If Mitt Romney is likely to win the Republican presidential nomination, his qualifications for the Oval Office demand scrutiny. Megan McArdle examines one aspect of the Romney resume in a new Atlantic feature: his business career.

McArdle takes aim at Romney’s long career as a management consultant:

[C]onsider what a consultant does. Consultants are, as any firm will tell you, the “best and the brightest,” culled from elite undergraduate and graduate programs. But they rarely lead anything larger than a small team; the average Army second lieutenant nine months out of a third-tier state college probably has more direct reports, and more deliverables.

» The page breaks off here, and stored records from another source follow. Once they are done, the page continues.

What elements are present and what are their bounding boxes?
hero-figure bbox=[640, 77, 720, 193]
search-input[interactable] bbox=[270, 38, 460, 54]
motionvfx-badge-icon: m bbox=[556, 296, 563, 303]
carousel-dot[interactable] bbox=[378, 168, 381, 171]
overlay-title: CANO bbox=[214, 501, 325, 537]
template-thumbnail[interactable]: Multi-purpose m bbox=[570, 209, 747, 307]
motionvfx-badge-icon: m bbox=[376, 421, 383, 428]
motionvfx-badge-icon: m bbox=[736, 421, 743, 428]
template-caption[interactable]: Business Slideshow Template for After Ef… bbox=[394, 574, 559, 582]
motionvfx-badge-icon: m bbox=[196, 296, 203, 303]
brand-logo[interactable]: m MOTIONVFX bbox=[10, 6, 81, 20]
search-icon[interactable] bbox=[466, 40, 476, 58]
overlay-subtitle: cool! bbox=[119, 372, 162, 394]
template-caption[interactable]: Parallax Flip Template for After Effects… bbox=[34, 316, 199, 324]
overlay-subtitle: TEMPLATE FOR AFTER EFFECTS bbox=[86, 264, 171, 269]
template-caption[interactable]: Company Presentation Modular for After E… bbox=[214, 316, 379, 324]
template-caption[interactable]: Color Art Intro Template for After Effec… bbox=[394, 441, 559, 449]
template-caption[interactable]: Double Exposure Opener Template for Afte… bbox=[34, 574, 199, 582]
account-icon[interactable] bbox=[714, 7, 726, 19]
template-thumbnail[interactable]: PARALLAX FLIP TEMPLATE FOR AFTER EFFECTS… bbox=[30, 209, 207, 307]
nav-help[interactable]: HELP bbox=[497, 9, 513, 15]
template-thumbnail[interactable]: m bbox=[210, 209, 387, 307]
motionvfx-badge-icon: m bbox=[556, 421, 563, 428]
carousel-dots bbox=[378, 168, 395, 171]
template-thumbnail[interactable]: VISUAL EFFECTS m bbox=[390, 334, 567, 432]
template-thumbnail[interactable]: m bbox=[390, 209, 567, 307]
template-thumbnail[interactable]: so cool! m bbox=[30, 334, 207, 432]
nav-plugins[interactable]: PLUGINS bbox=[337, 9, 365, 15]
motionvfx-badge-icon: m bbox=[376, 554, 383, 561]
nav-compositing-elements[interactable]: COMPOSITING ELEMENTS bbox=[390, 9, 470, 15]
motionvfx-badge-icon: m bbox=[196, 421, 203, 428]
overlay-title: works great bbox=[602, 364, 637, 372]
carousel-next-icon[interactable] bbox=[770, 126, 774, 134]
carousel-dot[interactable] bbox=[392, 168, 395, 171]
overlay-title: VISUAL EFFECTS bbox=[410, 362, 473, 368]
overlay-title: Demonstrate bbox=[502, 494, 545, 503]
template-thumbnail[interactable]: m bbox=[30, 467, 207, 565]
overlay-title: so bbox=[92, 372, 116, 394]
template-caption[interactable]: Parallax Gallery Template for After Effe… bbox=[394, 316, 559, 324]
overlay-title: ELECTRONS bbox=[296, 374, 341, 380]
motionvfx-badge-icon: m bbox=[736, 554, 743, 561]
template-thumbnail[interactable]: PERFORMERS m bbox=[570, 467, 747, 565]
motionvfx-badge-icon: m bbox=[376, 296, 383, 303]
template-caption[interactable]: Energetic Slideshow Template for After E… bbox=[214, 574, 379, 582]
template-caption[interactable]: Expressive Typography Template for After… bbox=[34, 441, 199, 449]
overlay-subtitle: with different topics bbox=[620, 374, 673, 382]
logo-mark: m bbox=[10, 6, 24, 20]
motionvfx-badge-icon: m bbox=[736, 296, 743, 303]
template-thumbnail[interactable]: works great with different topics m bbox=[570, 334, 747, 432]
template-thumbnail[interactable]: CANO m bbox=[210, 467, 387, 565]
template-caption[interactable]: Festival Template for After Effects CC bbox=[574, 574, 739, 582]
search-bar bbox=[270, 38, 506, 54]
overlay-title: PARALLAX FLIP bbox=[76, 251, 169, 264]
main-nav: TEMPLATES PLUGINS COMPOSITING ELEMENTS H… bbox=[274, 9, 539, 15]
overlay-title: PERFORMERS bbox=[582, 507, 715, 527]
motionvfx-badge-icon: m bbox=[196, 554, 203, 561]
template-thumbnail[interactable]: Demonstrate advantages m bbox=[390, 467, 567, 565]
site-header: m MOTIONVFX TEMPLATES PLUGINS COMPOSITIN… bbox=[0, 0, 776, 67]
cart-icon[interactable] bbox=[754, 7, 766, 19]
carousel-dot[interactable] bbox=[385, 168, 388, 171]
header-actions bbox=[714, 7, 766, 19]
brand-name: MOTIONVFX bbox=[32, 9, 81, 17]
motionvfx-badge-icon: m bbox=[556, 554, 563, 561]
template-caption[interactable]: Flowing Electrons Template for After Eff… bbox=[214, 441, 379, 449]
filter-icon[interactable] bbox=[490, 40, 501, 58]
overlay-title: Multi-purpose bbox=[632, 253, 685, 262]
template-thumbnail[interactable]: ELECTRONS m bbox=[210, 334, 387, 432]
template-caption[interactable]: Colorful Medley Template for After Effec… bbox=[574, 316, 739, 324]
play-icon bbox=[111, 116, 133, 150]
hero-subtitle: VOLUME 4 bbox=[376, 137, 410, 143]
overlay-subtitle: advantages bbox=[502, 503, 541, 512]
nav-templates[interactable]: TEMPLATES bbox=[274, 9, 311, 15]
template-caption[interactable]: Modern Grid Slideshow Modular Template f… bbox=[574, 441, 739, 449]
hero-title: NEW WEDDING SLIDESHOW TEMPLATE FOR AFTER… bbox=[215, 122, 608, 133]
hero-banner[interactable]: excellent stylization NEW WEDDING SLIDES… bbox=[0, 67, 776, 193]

Moreover, a consultant’s voice is not the voice of direct experience; most of the problems that consultants analyze are ones they have never faced. And although consultants asking for your business may talk about the trove of industry intelligence they have to share, in practice, the sharing is limited: contracts forbid sharing anything really juicy, and some firms work with only one client per sector at a time. In fact, the arguments for hiring a consultant are often the same as those for seeing a psychiatrist. Both experts have helped an awful lot of people work through prob¬lems, which makes them good at listening and gives each one an arsenal of best practices to suggest to their new clients. …

… The skills of a top-flight consultant are undoubtedly an asset on the campaign trail, where the main job is to describe problems and possible solutions in the most attractive way. Mitt Romney is arguably doing this for the GOP: mirroring its concerns back to it in a way that may help it move on from the political box it’s trapped in. “Just say no!” is an insufficient governing philosophy for the next four years, especially because many of the bolder Republican proposals frighten voters; by repackaging Republican priorities into something with broader appeal, Romney may help the party transform itself into a party that can govern.

But the tendency of consultants to have a “hugely presentational style of management” also has a downside, argues Stewart: “They think they’ve basically done the job when they deliver a PowerPoint.”

Moreover, when consultants are accountable for results, they don’t necessarily shine.